Peñarroyo will teach the visiting critic studio, “BANDWIDTH” that will examine the capacity of architects to work together toward social change in both built and virtual environments. Through design exercises that speculate on the status of contemporary urbanism in an increasingly networked, yet politically divided, world, students will work in groups using District 7 in Detroit, Michigan, as the shared physical site. The studio will resist the deeply ingrained and misguided attitude of “white saviorism” that can result in an unsolicited and harmful building proposal or masterplan. Instead, students will use their collective efforts to design frameworks that architects and community stakeholders can occupy as we work toward a more just future.

Peñarroyo is a Filipino-American designer and educator whose work examines architecture’s entanglement with contemporary media and digital culture. More specifically, his research investigates the urbanity of the internet–how networked technologies shape urbanization and how media spheres influence built environments. Peñarroyo is a partner of the design practice EXTENTS and an assistant professor at the A. Alfred Taubman College of Architecture and urban planning at the University of Michigan, where he was the 2015‑16 William Muschenheim Fellow. He has worked for offices in Chicago and New York, most recently at LTL Architects, and was project lead on “Manual of Section” (Princeton Architectural Press, 2016) and “Cities Without Ground: A Hong Kong Guidebook” (ORO Editions, 2012).
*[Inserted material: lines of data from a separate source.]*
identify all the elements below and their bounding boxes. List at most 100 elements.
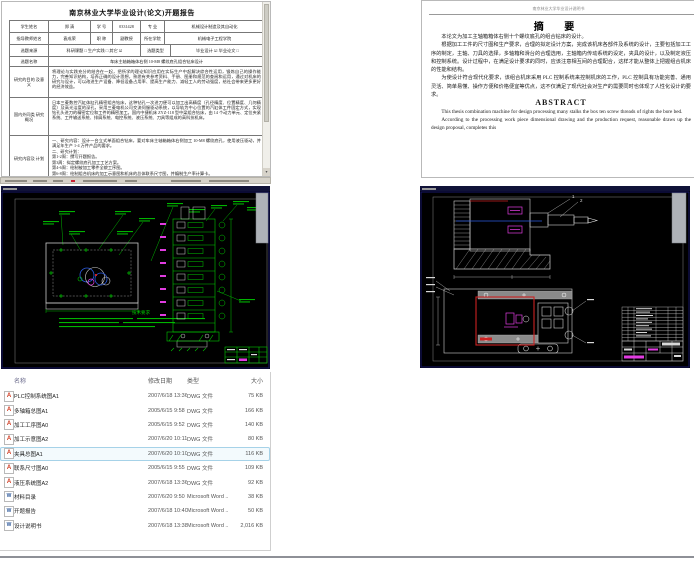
field-value: 机械设计制造及其自动化 xyxy=(164,21,264,32)
cad-scrollbar-thumb[interactable] xyxy=(255,192,269,244)
file-name[interactable]: 加工工序图A0 xyxy=(14,421,148,429)
type-checkboxes[interactable]: 毕业设计 ☑ 毕业论文 □ xyxy=(170,45,264,56)
file-date: 2007/6/18 13:36 xyxy=(148,393,187,400)
source-checkboxes[interactable]: 科研课题 □ 生产实践 □ 其它 ☑ xyxy=(48,45,140,56)
file-date: 2007/6/20 9:50 xyxy=(148,493,185,500)
field-label: 职 称 xyxy=(90,33,112,44)
cad-title-bar[interactable] xyxy=(420,186,690,191)
file-type: DWG 文件 xyxy=(187,408,213,415)
file-size: 38 KB xyxy=(248,493,263,500)
plan-line: 二、研究计划： xyxy=(52,148,82,154)
file-date: 2007/6/18 10:40 xyxy=(148,508,187,515)
file-name[interactable]: PLC控制系统图A1 xyxy=(14,392,148,400)
dwg-file-icon: A xyxy=(4,405,14,417)
file-size: 50 KB xyxy=(248,508,263,515)
column-header-date[interactable]: 修改日期 xyxy=(148,376,187,385)
page-header: 南京林业大学毕业设计说明书 xyxy=(532,6,585,11)
file-name[interactable]: 开题报告 xyxy=(14,507,148,515)
scroll-down-icon[interactable]: ▾ xyxy=(263,168,270,176)
proposal-form-table: 学生姓名 郑 清 学 号 0331428 专 业 机械设计制造及其自动化 指导教… xyxy=(9,20,265,176)
cad-title-bar[interactable] xyxy=(1,186,270,191)
file-row[interactable]: A PLC控制系统图A1 2007/6/18 13:36 DWG 文件 75 K… xyxy=(0,389,270,403)
file-size: 92 KB xyxy=(248,479,263,486)
file-date: 2007/6/20 10:11 xyxy=(148,436,187,443)
file-type: DWG 文件 xyxy=(187,422,213,429)
cad-window-fixture-drawing: 1 2 xyxy=(420,186,690,368)
file-row-selected[interactable]: A 夹具总图A1 2007/6/20 10:10 DWG 文件 116 KB xyxy=(0,446,270,461)
field-label: 研究内容及 计划 xyxy=(10,136,48,176)
field-label: 学生姓名 xyxy=(10,21,48,32)
file-row[interactable]: W 材料目录 2007/6/20 9:50 Microsoft Word ...… xyxy=(0,490,270,504)
plan-line: 第1-2周：撰写开题报告。 xyxy=(52,154,100,160)
field-label: 研究的目的 及意义 xyxy=(10,67,48,97)
abstract-document-page: 南京林业大学毕业设计说明书 摘 要 本论文为加工主轴箱箱体右侧十个螺纹底孔的组合… xyxy=(421,0,694,178)
status-dash xyxy=(209,180,249,182)
plan-line: 第4-6周：绘制被加工零件全貌工序图。 xyxy=(52,165,125,171)
word-status-bar xyxy=(0,177,271,184)
tech-requirements-label: 技术要求 xyxy=(132,309,150,316)
file-type: Microsoft Word ... xyxy=(187,522,229,529)
file-name[interactable]: 多轴箱总图A1 xyxy=(14,407,148,415)
cad-title-dash xyxy=(3,188,17,190)
status-dash xyxy=(125,180,137,182)
file-name[interactable]: 夹具总图A1 xyxy=(14,450,148,458)
field-label: 选题类型 xyxy=(140,45,170,56)
file-date: 2005/6/15 9:52 xyxy=(148,421,185,428)
file-name[interactable]: 加工示意图A2 xyxy=(14,435,148,443)
abstract-title-cn: 摘 要 xyxy=(533,22,584,33)
topic-name: 车床主轴箱箱体右侧 10-M8 螺纹底孔组合钻床设计 xyxy=(48,57,264,66)
word-file-icon: W xyxy=(4,491,14,503)
desktop-collage: 南京林业大学毕业设计(论文)开题报告 学生姓名 郑 清 学 号 0331428 … xyxy=(0,0,694,561)
window-bottom-edge xyxy=(0,556,694,558)
column-header-name[interactable]: 名称 xyxy=(14,376,148,385)
cad-canvas-right[interactable]: 1 2 xyxy=(420,191,690,368)
file-row[interactable]: A 加工示意图A2 2007/6/20 10:11 DWG 文件 80 KB xyxy=(0,432,270,446)
file-date: 2005/6/15 9:58 xyxy=(148,407,185,414)
dwg-file-icon: A xyxy=(4,462,14,474)
field-label: 所在学院 xyxy=(140,33,164,44)
header-divider xyxy=(429,14,694,15)
field-label: 选题来源 xyxy=(10,45,48,56)
document-scrollbar[interactable]: ▾ xyxy=(262,2,270,176)
cad-scrollbar-thumb[interactable] xyxy=(671,192,687,244)
file-row[interactable]: W 开题报告 2007/6/18 10:40 Microsoft Word ..… xyxy=(0,504,270,518)
scrollbar-thumb[interactable] xyxy=(264,4,269,122)
dwg-file-icon: A xyxy=(4,390,14,402)
file-size: 2,016 KB xyxy=(240,522,263,529)
file-name[interactable]: 设计说明书 xyxy=(14,522,148,530)
status-dash xyxy=(83,180,117,182)
proposal-title: 南京林业大学毕业设计(论文)开题报告 xyxy=(69,9,195,17)
file-date: 2005/6/15 9:55 xyxy=(148,465,185,472)
file-type: DWG 文件 xyxy=(187,394,213,401)
file-type: DWG 文件 xyxy=(187,451,213,458)
status-dash xyxy=(171,180,201,182)
abstract-title-en: ABSTRACT xyxy=(535,98,587,108)
overview-text: 日本三菱数控汽缸体缸孔精密组合钻床，这种钻孔一次进刀便可以加工出高精度（孔径精度… xyxy=(48,98,264,135)
file-row[interactable]: A 多轴箱总图A1 2005/6/15 9:58 DWG 文件 166 KB xyxy=(0,403,270,417)
paragraph: 根据加工工件的尺寸图和生产要求，合理的拟定设计方案，完成该机床各部件及系统的设计… xyxy=(431,42,691,74)
cad-canvas-left[interactable]: 技术要求 xyxy=(1,191,270,369)
column-header-type[interactable]: 类型 xyxy=(187,376,229,385)
file-date: 2007/6/18 13:36 xyxy=(148,479,187,486)
column-header-size[interactable]: 大小 xyxy=(229,376,265,385)
file-explorer-list: 名称 修改日期 类型 大小 A PLC控制系统图A1 2007/6/18 13:… xyxy=(0,372,271,551)
file-name[interactable]: 液压系统图A2 xyxy=(14,479,148,487)
callout-number: 1 xyxy=(572,194,575,199)
word-file-icon: W xyxy=(4,520,14,532)
field-label: 学 号 xyxy=(90,21,112,32)
file-size: 166 KB xyxy=(244,407,263,414)
file-row[interactable]: W 设计说明书 2007/6/18 13:38 Microsoft Word .… xyxy=(0,519,270,533)
paragraph: 本论文为加工主轴箱箱体右侧十个螺纹底孔的组合钻床的设计。 xyxy=(441,34,587,40)
file-type: Microsoft Word ... xyxy=(187,508,229,515)
file-size: 140 KB xyxy=(244,421,263,428)
file-size: 116 KB xyxy=(245,450,263,457)
file-name[interactable]: 材料目录 xyxy=(14,493,148,501)
file-row[interactable]: A 液压系统图A2 2007/6/18 13:36 DWG 文件 92 KB xyxy=(0,475,270,489)
file-type: Microsoft Word ... xyxy=(187,493,229,500)
file-name[interactable]: 联系尺寸图A0 xyxy=(14,464,148,472)
file-size: 109 KB xyxy=(244,465,263,472)
file-row[interactable]: A 加工工序图A0 2005/6/15 9:52 DWG 文件 140 KB xyxy=(0,418,270,432)
file-row[interactable]: A 联系尺寸图A0 2005/6/15 9:55 DWG 文件 109 KB xyxy=(0,461,270,475)
field-label: 指导教师姓名 xyxy=(10,33,48,44)
dwg-file-icon: A xyxy=(4,477,14,489)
Peñarroyo was awarded the Architectural League Prize for Young Architects + Designers and two Association of Collegiate Schools of Architecture (ACSA) Faculty Design Awards in 2019 and 2020. His work has been exhibited internationally, in venues that include the 2019 Bi-City Shenzhen Biennale of Urbanism\Architecture. Peñarroyo received a B.S. in architecture summa cum laude from the University of Illinois at Chicago and an M.Arch. from Princeton University.

Peñarroyo will give a public lecture at the school on Oct. 27.